Argue is working with Christopher Stoy, executive director of the USC Associates, to double the Associates goal of $12 million. Much of the impetus will come from the new Presidential Associates (who give $100,000 or more). Zumberge noted there are already 58 of those--in seven months--and the goal had been 40 in a year.

With two different $500,000 grants, Ron Stever, in the audience, has established the Associates challenge grant.
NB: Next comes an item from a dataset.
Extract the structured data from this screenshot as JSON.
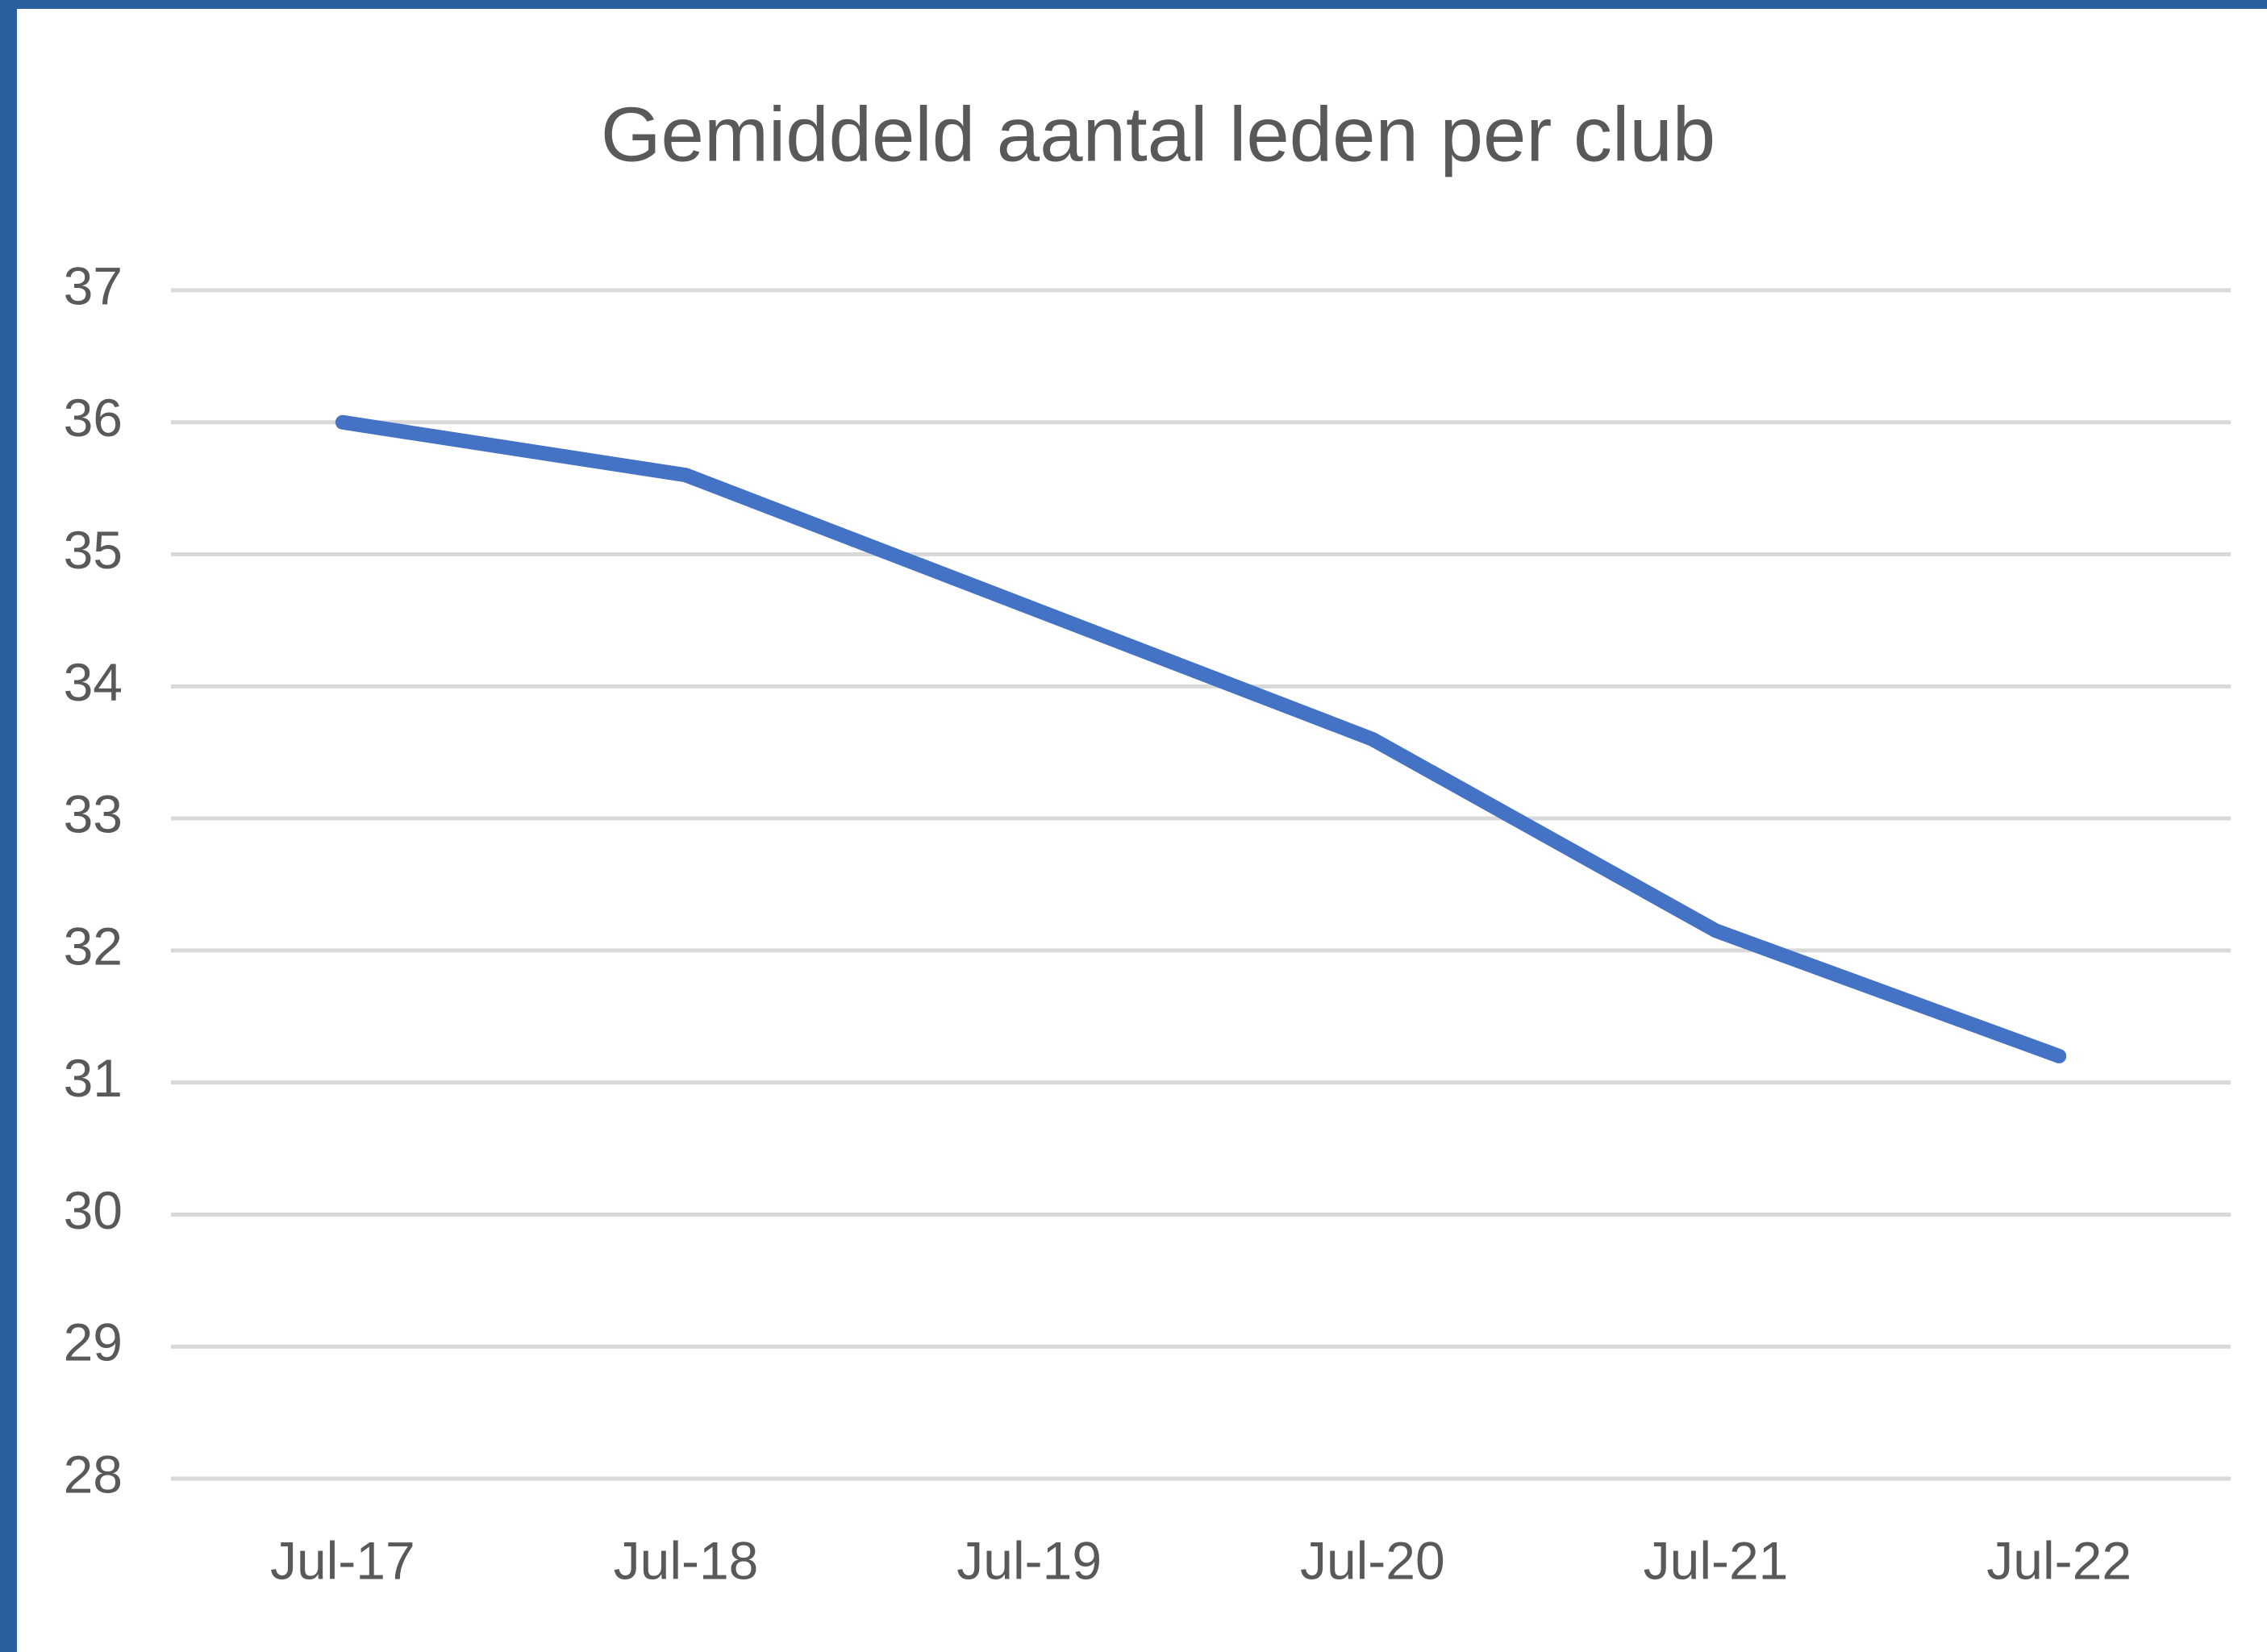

Among those who have made the $100,000 commitments are Argue, Randy and Carolyn Stockwell, who came up from their new home at Hope Ranch, and were flying on to Hawaii, and Kris Popovich and Jane Popovich.

Because the Associates endow scholarships, dozens of students were sprinkled among guests, leading lively conversations. They saw four outstanding faculty members recognized: J. Lawford Anderson, Lawrence Singer, Lois Banner and Edward Lawler III.

ESCALATION: Harriet Chia Lin Moore brings the Yao Collection of clothes from China and Hong Kong to Los Angeles for the Craft and Folk Art Museum’s fashion show next Sunday at the home of Eddie Albert. Edith Wyle is chairman. Proceeds from the sale of garments will go to the museum in memory of Mrs. Moore’s late husband. . . .

The Wolfgang Puck Charitable Foundation Cuisine a Roulettes and Bullocks Wilshire join Wednesday evening at Bullocks for an evening of cocktails, jazz, the celebration of the new Yves Saint Laurent Rive Gauche Boutique and the introduction of Yves Saint Laurent’s new men’s fragrance, Jazz. . . .


Pat Lorne chairs the annual “Forget-Me-Not” luncheon fashion show for the Auxiliary of Good Shepherd Center for Homeless Women on Wednesday at the Universal-Sheraton. Rosemarie McCaffrey’s fashions are on the docket.